VOVÓ CHEGOU PARA VISITAR


        Minha avó foi pessoa marcante em minha vida.. Dela guardo as mais doces lembranças. Sempre ativa, deixava-nos à vontade quando de suas visitas à nossa casa. Envolvia-se em nossas  brincadeiras como criança que não pensa na vida.  Com ela, não era dificil encontrar caminhos. Pelo contrario, ensinava que o "querer é poder", bastava ter coragem, perseverança nos nossos propósitos que os nossos sonhos se transformariam em realidade.
      Sua lembrança é muito doce para mim. Gosto de alimenta-la. Ela me faz bem. Quando me sinto triste e fraca diante das vicissitudes da vida lembro-me dela.

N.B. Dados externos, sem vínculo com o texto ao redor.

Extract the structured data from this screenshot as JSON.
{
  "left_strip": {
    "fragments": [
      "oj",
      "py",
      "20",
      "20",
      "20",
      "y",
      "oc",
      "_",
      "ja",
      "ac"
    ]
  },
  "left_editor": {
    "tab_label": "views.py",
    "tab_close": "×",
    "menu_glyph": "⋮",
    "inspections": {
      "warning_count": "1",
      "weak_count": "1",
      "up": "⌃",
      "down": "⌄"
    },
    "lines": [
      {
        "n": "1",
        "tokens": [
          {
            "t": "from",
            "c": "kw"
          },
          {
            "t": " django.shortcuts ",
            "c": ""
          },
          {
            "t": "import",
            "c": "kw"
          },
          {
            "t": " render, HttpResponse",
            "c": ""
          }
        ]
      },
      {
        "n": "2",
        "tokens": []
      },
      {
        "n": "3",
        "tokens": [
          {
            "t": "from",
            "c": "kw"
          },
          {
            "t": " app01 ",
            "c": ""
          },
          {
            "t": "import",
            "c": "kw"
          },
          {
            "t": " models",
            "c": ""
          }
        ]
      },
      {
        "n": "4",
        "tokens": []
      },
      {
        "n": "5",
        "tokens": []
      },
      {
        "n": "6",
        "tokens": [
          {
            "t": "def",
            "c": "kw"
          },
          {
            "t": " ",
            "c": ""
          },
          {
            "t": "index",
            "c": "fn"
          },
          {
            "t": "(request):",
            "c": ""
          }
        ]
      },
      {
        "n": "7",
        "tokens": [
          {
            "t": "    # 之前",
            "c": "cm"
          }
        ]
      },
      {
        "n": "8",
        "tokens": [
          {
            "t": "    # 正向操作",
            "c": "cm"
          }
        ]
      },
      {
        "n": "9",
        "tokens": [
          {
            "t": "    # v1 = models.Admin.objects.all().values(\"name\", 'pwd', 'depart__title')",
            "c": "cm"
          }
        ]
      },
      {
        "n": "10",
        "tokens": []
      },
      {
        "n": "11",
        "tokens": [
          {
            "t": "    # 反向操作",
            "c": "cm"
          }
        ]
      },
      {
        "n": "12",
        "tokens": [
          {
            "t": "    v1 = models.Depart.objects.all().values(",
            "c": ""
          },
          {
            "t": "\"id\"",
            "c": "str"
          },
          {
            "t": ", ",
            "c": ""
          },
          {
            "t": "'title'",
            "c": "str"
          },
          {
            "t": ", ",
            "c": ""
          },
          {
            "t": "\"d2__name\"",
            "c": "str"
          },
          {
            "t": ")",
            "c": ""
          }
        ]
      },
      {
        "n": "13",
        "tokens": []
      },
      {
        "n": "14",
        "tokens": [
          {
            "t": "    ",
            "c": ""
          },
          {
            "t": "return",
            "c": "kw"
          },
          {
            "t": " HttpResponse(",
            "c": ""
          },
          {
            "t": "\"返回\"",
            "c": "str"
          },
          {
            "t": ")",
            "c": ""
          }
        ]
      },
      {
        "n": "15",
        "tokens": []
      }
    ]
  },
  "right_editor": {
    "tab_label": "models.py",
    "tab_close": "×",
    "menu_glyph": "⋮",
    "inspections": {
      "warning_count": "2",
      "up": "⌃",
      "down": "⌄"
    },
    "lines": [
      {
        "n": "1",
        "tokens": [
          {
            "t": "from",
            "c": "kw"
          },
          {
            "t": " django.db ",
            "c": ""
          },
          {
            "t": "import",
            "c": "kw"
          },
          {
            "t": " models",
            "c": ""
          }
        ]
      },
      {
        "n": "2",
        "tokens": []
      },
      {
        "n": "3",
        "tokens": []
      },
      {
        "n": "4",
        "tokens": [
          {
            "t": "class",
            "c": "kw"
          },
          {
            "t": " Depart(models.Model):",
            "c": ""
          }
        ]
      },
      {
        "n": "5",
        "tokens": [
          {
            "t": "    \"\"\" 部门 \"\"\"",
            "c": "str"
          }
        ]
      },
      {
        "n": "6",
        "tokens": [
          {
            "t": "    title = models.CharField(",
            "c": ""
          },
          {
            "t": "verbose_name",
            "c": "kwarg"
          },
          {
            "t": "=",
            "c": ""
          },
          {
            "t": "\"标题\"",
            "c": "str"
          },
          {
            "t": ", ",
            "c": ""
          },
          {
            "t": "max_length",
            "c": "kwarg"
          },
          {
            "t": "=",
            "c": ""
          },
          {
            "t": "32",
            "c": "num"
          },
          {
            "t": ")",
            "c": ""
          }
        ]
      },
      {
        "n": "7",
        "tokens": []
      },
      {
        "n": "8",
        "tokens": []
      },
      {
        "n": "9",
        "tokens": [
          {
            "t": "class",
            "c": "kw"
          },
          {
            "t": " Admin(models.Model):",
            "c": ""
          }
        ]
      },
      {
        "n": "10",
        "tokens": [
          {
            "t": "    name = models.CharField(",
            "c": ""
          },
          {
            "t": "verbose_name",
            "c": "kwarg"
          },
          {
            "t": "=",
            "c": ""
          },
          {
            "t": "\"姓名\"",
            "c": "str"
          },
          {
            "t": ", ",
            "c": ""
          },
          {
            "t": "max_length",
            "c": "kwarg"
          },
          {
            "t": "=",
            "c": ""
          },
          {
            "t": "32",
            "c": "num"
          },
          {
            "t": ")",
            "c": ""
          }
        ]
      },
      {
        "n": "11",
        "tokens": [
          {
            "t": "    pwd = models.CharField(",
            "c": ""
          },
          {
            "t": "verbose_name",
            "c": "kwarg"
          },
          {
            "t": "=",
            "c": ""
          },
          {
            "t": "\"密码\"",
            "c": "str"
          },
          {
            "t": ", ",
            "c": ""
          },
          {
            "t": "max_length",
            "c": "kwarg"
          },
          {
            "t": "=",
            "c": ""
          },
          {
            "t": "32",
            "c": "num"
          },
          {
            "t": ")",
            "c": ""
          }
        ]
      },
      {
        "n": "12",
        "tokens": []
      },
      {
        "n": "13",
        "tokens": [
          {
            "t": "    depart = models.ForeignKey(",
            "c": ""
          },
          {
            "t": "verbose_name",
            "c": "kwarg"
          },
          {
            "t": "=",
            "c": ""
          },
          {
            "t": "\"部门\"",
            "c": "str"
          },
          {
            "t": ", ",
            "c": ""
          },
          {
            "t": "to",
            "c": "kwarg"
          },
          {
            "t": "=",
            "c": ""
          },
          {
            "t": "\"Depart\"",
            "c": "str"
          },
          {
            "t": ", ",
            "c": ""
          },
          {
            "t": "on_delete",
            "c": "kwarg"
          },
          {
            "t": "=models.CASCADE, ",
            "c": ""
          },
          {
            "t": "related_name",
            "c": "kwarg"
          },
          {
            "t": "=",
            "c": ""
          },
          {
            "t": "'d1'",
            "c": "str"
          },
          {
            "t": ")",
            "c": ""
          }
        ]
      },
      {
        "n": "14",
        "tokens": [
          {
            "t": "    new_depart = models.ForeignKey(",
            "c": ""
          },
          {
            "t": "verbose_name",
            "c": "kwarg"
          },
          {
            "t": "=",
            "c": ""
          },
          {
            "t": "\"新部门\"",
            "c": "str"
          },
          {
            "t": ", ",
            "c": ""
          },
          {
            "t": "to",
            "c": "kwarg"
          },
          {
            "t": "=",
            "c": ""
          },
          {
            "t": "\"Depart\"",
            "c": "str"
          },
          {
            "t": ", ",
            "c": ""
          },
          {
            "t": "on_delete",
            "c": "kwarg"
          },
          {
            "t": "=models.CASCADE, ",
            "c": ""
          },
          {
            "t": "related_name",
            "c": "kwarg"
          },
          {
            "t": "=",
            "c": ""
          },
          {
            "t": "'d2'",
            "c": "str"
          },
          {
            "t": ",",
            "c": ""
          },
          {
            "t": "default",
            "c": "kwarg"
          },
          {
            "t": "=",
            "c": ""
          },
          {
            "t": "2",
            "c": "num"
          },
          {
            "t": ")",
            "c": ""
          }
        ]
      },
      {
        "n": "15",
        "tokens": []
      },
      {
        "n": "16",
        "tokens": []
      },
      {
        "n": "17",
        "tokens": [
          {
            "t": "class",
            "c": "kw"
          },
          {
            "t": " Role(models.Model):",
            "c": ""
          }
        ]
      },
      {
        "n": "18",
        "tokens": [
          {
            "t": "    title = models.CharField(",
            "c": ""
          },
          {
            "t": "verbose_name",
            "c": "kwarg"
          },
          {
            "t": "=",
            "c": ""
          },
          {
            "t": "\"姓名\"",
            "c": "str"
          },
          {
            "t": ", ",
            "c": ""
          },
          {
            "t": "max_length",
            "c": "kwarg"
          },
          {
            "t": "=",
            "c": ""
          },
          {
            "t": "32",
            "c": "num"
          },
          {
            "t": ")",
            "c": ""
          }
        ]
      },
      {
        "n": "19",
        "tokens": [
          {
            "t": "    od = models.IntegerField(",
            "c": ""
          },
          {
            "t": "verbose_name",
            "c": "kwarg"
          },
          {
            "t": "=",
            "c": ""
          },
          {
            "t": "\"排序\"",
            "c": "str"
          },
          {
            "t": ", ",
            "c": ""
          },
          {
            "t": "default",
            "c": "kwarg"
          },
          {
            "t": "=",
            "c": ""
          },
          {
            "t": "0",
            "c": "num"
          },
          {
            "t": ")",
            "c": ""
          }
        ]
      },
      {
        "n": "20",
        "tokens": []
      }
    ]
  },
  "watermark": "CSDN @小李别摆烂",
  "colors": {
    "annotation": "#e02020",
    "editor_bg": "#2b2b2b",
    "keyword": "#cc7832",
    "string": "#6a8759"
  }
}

É uma  saudade doída e gostosa que me levanta o ânimo nas horas tristes.
     Fui a filha mais velha num lar de três irmãos. Minha mãe trabalhava para fora. A mim eram delegadas algumas responsabilidades da casa. principalmente deixar a cozinha limpa e os irmãos menores com os deveres de casa feitos e uniforme passado para o próximo dia de escola. Era a hora em que eu deixava de ser criança e me tomava ares de importância, chegando até a dar ordens aos  meus  irmãos ; que não eram lá muito obedecidas, mas aliviavam a tensão e a responsabilidde, que me cabiam na ausência de minha mãe.
     Quando vovó chegava, era uma  festa!  Para mim e para meus  irmãos pois tinhamos a certeza de que por tras daquela senhora simpática, de doces olhos castanhos, viria a alegria, o   vibrar da vida.
     Chegariamos , em nossa  inocencia, a comover-nos com sua visita.
     Minha irma  Dóris e eu acabaríamos, na certa, com o docinho de leite maravilhoso que só ela sabia fazer, aproveitando o resto do leite do dia anterior. Zeca, o mais novo, dormecia ouvindo suas histórias fantasiosas que aguçavam nossa curiosidade de criança e nos davam verdadeiras mensagens de vida, fazendo-nos refletir sobre o Bem e o Mal, como antagônicos  existentes em nossa vida cotidiana, mas o gostoso mesmo, era eu poder sentir-me criança naquele momento, pois vovó tomava para si todas as responsabilidades da casa. aliviando meus afazeres naquele momento precioso de alegria e felicidade.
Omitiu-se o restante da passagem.